Funder: Wellcome Trust (OUCRU core funding)
Principal Investigators: Nguyen Thi Minh Nguyet, Le Thanh Hoang Nhat, Ronald Geskus, Marc Choisy (for the OUCRU COVID-19 Modeling Group)
Collaborator(s): Pham Quang Thai, Epidemiology Department, National Institute of Hygiene and Epidemiology (NIHE)
Location of activity: Ho Chi Minh City, Viet Nam
Many individuals that are infected with SARS-CoV-2 don’t show any symptoms. However, estimates of the probability to remain asymptomatic are scarce and likely to be biased. Data are often not collected in a systematic way, and asymptomatic individuals are more likely to be missed, creating a downward bias. One of the few exceptions is the outbreak on the Diamond Princess cruise ship in February 2020.
Study design:
Since the end of March 2020, Viet Nam has performed active contact tracing of all community infected individuals and quarantined these “F1 contacts” in supervised locations. If an F1 contact tests positive, his/her contacts become F1 contacts, etcetera. In this way, individuals within such a network of infections are unlikely to be missed.
Although some (mostly asymptomatic) infection chains may still go unnoticed, this is the closest to a representative sample of infections that can be attained. We use data from the time that contact tracing was implemented in Viet Nam.

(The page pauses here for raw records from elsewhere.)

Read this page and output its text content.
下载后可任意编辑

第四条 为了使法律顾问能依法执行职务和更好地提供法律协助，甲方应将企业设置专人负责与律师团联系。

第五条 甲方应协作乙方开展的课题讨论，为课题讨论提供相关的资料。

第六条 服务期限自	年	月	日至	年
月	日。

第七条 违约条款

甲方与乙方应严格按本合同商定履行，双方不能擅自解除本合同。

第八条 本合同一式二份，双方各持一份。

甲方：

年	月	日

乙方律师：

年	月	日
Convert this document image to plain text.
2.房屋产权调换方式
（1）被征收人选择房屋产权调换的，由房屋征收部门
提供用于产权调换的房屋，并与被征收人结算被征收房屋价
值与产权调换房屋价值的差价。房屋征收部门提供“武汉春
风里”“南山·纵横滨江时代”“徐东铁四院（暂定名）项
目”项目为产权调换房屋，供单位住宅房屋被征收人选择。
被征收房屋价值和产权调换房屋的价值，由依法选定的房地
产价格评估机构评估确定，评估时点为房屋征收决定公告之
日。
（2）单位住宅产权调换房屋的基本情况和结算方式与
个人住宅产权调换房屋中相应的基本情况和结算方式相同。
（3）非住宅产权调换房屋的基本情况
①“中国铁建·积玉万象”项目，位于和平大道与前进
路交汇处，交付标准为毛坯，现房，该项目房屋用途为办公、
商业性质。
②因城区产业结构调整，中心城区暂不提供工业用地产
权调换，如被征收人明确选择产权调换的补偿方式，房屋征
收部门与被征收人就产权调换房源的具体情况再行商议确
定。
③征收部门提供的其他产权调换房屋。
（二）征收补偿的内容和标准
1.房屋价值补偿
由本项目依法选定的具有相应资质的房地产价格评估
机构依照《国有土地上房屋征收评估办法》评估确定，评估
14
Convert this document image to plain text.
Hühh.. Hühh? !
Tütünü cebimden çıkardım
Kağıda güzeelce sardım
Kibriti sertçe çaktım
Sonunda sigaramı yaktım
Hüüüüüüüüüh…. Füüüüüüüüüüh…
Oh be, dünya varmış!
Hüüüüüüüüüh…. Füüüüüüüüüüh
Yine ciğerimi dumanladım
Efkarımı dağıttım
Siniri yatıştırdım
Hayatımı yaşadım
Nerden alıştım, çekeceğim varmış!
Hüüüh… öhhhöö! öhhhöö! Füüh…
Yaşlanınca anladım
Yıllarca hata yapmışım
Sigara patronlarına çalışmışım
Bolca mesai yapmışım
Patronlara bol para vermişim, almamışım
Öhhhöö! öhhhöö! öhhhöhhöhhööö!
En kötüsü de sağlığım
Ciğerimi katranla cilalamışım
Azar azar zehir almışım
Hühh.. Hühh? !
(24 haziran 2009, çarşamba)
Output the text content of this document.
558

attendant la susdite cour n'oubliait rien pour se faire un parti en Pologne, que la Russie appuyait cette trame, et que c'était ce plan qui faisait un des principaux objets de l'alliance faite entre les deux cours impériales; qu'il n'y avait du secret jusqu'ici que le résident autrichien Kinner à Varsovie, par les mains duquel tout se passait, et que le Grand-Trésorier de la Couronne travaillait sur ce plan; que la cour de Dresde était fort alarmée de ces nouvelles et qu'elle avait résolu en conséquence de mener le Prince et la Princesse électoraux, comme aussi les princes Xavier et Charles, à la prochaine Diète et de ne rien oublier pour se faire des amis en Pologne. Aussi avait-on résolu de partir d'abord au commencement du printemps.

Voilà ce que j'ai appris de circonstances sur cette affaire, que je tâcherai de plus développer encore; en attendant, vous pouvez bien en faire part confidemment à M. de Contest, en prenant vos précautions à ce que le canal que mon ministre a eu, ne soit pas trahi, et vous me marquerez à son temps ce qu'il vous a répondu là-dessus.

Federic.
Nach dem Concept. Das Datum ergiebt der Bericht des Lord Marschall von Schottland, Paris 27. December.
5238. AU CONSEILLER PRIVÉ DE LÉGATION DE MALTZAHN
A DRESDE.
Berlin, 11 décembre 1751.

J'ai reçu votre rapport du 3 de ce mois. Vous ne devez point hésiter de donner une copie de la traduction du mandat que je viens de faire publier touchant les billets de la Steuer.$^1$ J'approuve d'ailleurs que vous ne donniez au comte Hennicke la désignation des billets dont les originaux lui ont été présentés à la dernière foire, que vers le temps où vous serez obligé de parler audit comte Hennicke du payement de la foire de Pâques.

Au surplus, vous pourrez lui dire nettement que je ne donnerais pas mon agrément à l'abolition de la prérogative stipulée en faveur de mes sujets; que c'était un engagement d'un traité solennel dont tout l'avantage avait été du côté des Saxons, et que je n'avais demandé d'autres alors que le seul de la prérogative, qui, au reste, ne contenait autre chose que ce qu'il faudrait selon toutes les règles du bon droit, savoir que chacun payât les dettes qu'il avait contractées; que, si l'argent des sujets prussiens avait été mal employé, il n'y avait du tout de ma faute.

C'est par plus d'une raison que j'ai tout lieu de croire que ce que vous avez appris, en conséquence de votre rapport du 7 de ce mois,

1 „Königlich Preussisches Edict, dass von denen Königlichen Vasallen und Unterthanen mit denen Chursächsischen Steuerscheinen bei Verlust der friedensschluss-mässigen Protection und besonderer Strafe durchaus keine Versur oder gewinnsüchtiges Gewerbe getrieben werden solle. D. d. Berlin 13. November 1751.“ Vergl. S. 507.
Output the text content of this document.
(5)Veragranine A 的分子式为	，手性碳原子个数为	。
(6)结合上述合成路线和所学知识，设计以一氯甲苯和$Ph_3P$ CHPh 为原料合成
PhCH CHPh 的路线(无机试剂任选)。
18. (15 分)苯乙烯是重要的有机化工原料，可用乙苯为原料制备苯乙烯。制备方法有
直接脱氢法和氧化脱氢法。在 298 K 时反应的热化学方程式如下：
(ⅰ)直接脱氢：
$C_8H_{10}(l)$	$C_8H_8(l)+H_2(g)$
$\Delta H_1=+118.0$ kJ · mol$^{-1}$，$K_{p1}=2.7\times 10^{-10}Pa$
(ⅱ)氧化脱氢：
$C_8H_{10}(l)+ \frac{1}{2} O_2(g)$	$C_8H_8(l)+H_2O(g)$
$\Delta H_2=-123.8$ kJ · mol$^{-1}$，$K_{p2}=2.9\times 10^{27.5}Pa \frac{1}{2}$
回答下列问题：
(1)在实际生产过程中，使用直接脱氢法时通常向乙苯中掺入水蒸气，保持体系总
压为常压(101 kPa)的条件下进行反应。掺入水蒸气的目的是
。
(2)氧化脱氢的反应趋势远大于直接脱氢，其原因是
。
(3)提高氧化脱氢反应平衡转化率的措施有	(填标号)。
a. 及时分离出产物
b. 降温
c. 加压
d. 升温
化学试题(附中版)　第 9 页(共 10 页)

The main source of information is the data from the Ministry of Health (MoH), but we will also use data on symptom onset after diagnosis from hospitals. Data are collected and curated by the National Institute of Hygiene and Epidemiology (NIHE).
We perform a logistic regression analysis in order to investigate how the probability of remaining asymptomatic depends on age, sex and the presence of comorbidities.
Impact
In many countries, the state of the pandemic is monitored by testing persons with symptoms only. Knowing the proportion of individuals that remains asymptomatic helps to give a better understanding of the state of the pandemic. This holds even stronger if this information is used in a mathematical model for the spread that allows for differences in infectivity by symptomatic status. It may also be an important parameter for a model that estimates the probability of ongoing transmission, given that no symptomatic cases have been found for some period of time.